OPS-2, also called Salyut-3, followed in 1974. This station, armed with the R-23M, successfully reached orbit on June 25 of that year, but a two-man crew did not arrive until July. They remained there for 15 days, during which they tested the onboard telescopic Agat-1 Earth-observation camera, which is said to have been able to produce imagery of the ground with a resolution of better than three meters

A second crew failed to reach the station later in 1974 after their Soyuz spacecraft suffered a malfunction. The third mission to OPS-2 was subsequently canceled and it operated in an unmanned mode until it deorbited on January 24, 1975. In September 1974, personnel on the ground remotely ejected a pod with film from the Agat-1 camera, which subsequently returned to Earth and was recovered.

A display depicting an Almaz space station., Pulux11 via Wikimedia

The test of the R-23M cannon occurred on the station’s very last day in orbit. Without any way to fully simulate on the ground how firing the gun would impact OPS-2, the plan had always been to test it in orbit without anyone on board. The shock and recoil not only had the potential to damage the station but, in the vacuum of space, those forces raised the possibility that shooting the weapon could send it flying in a dangerously unpredictable fashion.

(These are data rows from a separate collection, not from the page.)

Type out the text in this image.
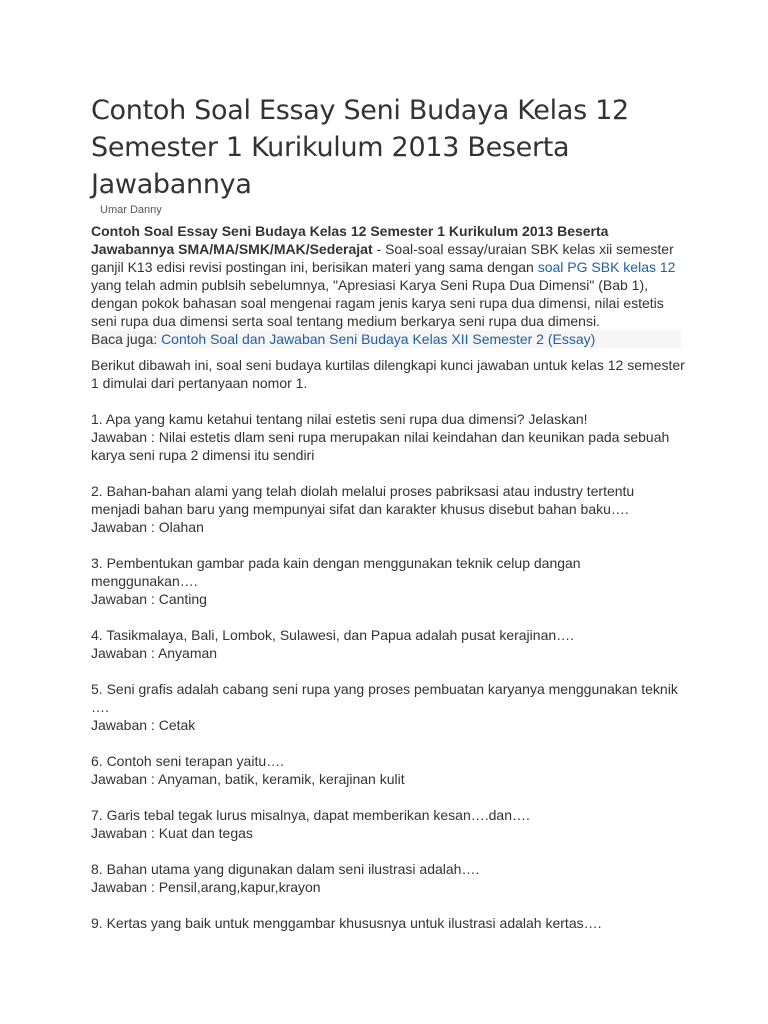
Contoh Soal Essay Seni Budaya Kelas 12 Semester 1 Kurikulum 2013 Beserta Jawabannya

Umar Danny

Contoh Soal Essay Seni Budaya Kelas 12 Semester 1 Kurikulum 2013 Beserta Jawabannya SMA/MA/SMK/MAK/Sederajat - Soal-soal essay/uraian SBK kelas xii semester ganjil K13 edisi revisi postingan ini, berisikan materi yang sama dengan soal PG SBK kelas 12 yang telah admin publsih sebelumnya, "Apresiasi Karya Seni Rupa Dua Dimensi" (Bab 1), dengan pokok bahasan soal mengenai ragam jenis karya seni rupa dua dimensi, nilai estetis seni rupa dua dimensi serta soal tentang medium berkarya seni rupa dua dimensi.

Baca juga: Contoh Soal dan Jawaban Seni Budaya Kelas XII Semester 2 (Essay)

Berikut dibawah ini, soal seni budaya kurtilas dilengkapi kunci jawaban untuk kelas 12 semester 1 dimulai dari pertanyaan nomor 1.

1. Apa yang kamu ketahui tentang nilai estetis seni rupa dua dimensi? Jelaskan!
Jawaban : Nilai estetis dlam seni rupa merupakan nilai keindahan dan keunikan pada sebuah karya seni rupa 2 dimensi itu sendiri
2. Bahan-bahan alami yang telah diolah melalui proses pabriksasi atau industry tertentu menjadi bahan baru yang mempunyai sifat dan karakter khusus disebut bahan baku….
Jawaban : Olahan
3. Pembentukan gambar pada kain dengan menggunakan teknik celup dangan menggunakan….
Jawaban : Canting
4. Tasikmalaya, Bali, Lombok, Sulawesi, dan Papua adalah pusat kerajinan….
Jawaban : Anyaman
5. Seni grafis adalah cabang seni rupa yang proses pembuatan karyanya menggunakan teknik ….
Jawaban : Cetak
6. Contoh seni terapan yaitu….
Jawaban : Anyaman, batik, keramik, kerajinan kulit
7. Garis tebal tegak lurus misalnya, dapat memberikan kesan….dan….
Jawaban : Kuat dan tegas
8. Bahan utama yang digunakan dalam seni ilustrasi adalah….
Jawaban : Pensil,arang,kapur,krayon
9. Kertas yang baik untuk menggambar khususnya untuk ilustrasi adalah kertas….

“The outpost [OPS-2] ignited its jet thrusters simultaneously with firing the cannon to counteract the weapon’s powerful recoil,” Anatoly Zak explained in the story for Popular Mechanics back in 2015. “According to various sources, the cannon fired from one to three blasts [bursts], reportedly firing around 20 shells in all. They burned up in the atmosphere, too.”

Exactly what happened during the test remains classified to this day. The next Almaz space station, known as OPS-3 and Salyut-5, had no weaponry on board, at least that we know of. Plans for an OPS-4 station included a new Shchit-2 self-defense system that was reportedly designed to fire missile-like interceptors, but no pictures of that weapon are known to exist publicly.

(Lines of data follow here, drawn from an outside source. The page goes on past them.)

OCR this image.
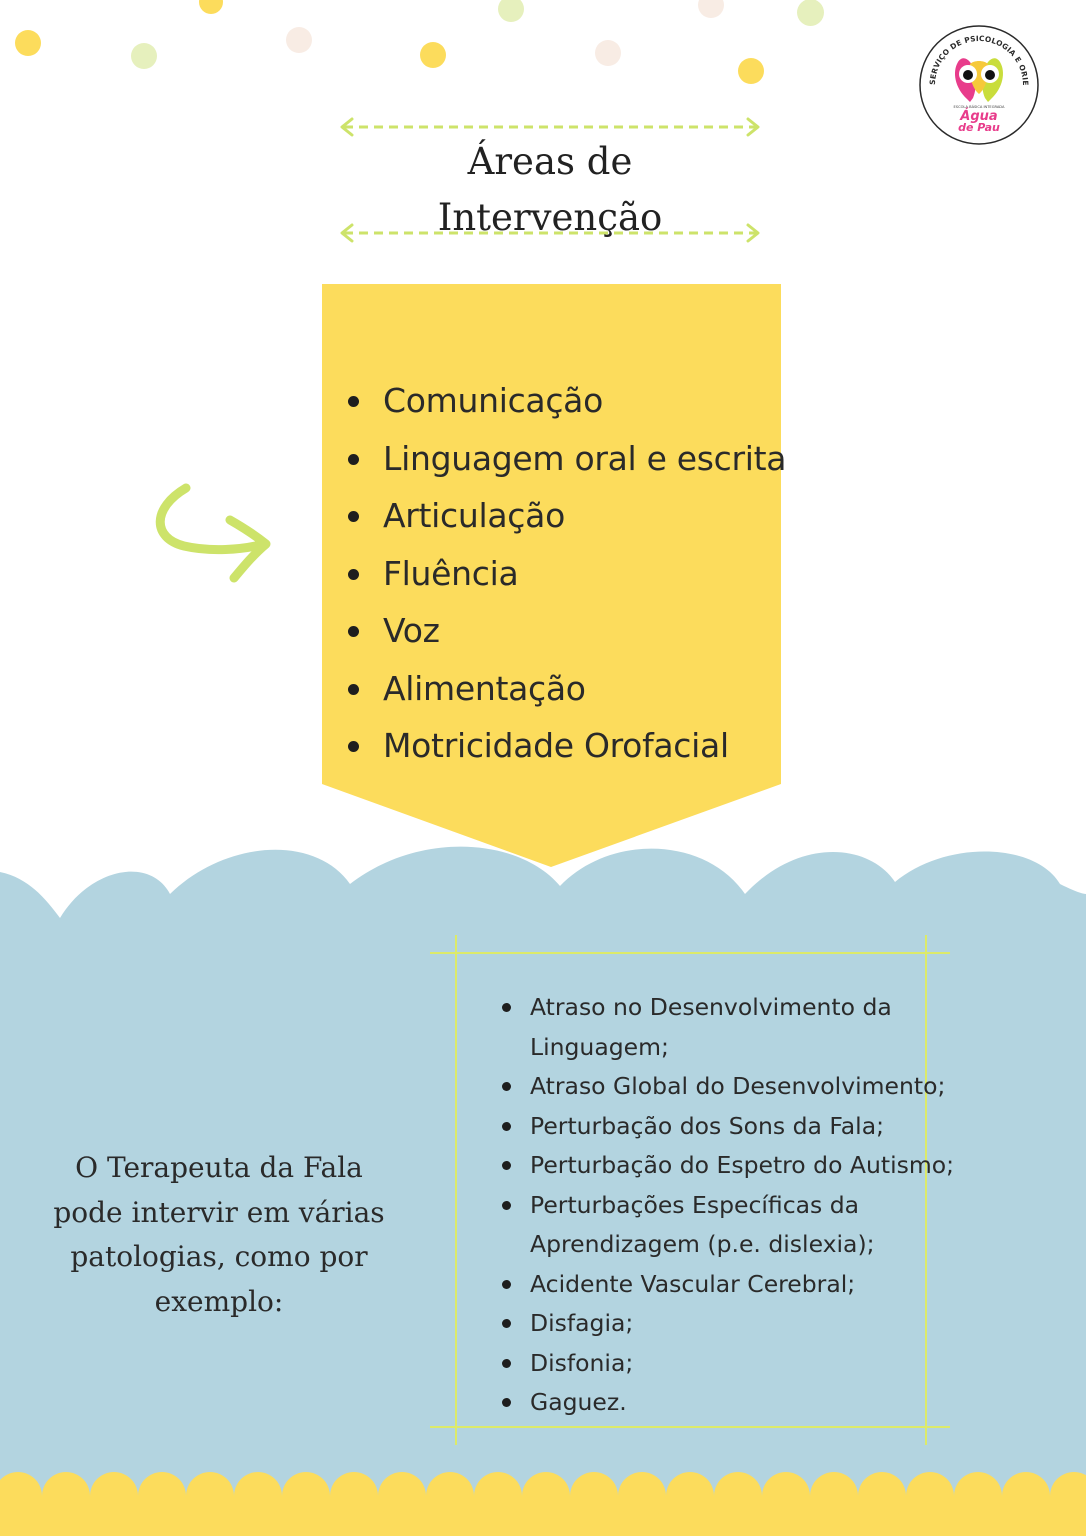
SERVIÇO DE PSICOLOGIA E ORIE
ESCOLA BÁSICA INTEGRADA
Água
de Pau
Áreas de
Intervenção
Comunicação
Linguagem oral e escrita
Articulação
Fluência
Voz
Alimentação
Motricidade Orofacial
O Terapeuta da Fala pode intervir em várias patologias, como por exemplo:
Atraso no Desenvolvimento da Linguagem;
Atraso Global do Desenvolvimento;
Perturbação dos Sons da Fala;
Perturbação do Espetro do Autismo;
Perturbações Específicas da Aprendizagem (p.e. dislexia);
Acidente Vascular Cerebral;
Disfagia;
Disfonia;
Gaguez.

The Soviets did also develop specialized self-defense guns for cosmonauts, such as the TP-82 seen in the video below, but these were intended to be used on Earth, not in space. You can read more about them in this past War Zone piece.

How effective the Shchit-1 system would ever have been had it seen more widespread use is certainly debatable. The fixed mounting meant that the entire space station had to be rotated to aim it, which would reportedly have been done using a simple optical sight.

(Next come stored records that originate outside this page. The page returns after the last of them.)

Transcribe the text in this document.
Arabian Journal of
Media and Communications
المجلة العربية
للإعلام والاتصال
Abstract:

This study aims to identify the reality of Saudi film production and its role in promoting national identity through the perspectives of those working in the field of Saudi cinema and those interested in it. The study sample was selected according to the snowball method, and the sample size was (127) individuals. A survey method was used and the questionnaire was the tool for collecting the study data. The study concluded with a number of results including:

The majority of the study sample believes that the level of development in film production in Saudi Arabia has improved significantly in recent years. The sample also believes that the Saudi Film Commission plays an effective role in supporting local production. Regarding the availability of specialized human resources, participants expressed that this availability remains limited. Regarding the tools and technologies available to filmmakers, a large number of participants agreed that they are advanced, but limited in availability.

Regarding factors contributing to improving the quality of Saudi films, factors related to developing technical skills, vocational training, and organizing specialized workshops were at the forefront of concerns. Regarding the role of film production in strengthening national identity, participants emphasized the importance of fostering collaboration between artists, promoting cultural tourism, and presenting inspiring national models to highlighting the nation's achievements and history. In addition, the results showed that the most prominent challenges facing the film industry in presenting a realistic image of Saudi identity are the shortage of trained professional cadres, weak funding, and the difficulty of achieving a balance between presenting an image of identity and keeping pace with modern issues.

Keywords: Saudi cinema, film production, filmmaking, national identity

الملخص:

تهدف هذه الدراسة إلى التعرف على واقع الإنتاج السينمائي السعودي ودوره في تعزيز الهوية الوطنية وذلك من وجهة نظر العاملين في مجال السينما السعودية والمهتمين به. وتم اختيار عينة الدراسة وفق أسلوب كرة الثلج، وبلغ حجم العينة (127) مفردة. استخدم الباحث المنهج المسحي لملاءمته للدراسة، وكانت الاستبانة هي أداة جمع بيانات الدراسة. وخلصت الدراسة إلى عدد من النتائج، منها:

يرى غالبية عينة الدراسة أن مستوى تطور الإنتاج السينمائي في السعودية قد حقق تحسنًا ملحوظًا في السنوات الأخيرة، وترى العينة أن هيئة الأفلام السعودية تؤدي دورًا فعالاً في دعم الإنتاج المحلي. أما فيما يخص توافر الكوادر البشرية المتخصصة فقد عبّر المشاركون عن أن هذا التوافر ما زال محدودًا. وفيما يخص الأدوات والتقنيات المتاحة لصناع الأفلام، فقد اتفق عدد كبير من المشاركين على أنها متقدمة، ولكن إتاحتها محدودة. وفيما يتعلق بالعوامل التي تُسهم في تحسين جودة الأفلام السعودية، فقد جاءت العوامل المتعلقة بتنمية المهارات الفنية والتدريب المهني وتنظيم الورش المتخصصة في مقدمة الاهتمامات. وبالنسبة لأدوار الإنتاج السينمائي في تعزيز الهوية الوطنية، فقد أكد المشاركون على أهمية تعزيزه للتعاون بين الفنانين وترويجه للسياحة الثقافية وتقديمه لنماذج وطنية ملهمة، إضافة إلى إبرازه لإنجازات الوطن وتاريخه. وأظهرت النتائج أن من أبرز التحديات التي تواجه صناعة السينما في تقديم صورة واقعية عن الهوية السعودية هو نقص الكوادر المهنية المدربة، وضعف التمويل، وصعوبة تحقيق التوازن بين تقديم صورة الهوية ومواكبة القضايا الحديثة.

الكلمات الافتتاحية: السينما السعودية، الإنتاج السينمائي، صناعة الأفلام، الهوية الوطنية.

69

In the years since the test of the R-23M in space, the prospect of attacks on satellites and other spacecraft certainly hasn’t gone away, nor has an interest in weapons that could be used in orbit for defensive or offensive purposes. Last year, the head of U.S. Space Force, the U.S. military’s newest branch, publicly accused Russia of having tested an on-orbit projectile-based anti-satellite weapon. It’s interesting to note that what little we know about the Shchit-2 system would seem to fit this general description.

At the same time, Russia has also been testing relatively small inspector satellites, which have the ability to get very close to other objects in space. This could allow them to function as orbital spies, as well as “killer satellites,” using various means of attack to damage, disable, or destroy a target, including by simply smashing into it.

An infographic from the U.S. Defense Intelligence Agency showing various means by which one satellite could attack another in space., DIA

These kinds of threats have prompted discussion in other countries, including the United States and France, about the development of potential countermeasures, if they don’t exist already in the classified realm. The French military, specifically, says it is now working on space-based “guardian satellites” that will be armed with lasers, though it’s unclear if they will be powerful enough to physically damage or destroy an incoming threat or will just be designed as dazzlers to blind or confuse enemy sensor and seeker systems. 

The story of the R-23M certainly highlights just how complex and sensitive the matter of developing even the most basic weapons for space-based applications remains, a full 46 years after the Soviets conducted the one known test of an automatic cannon in orbit.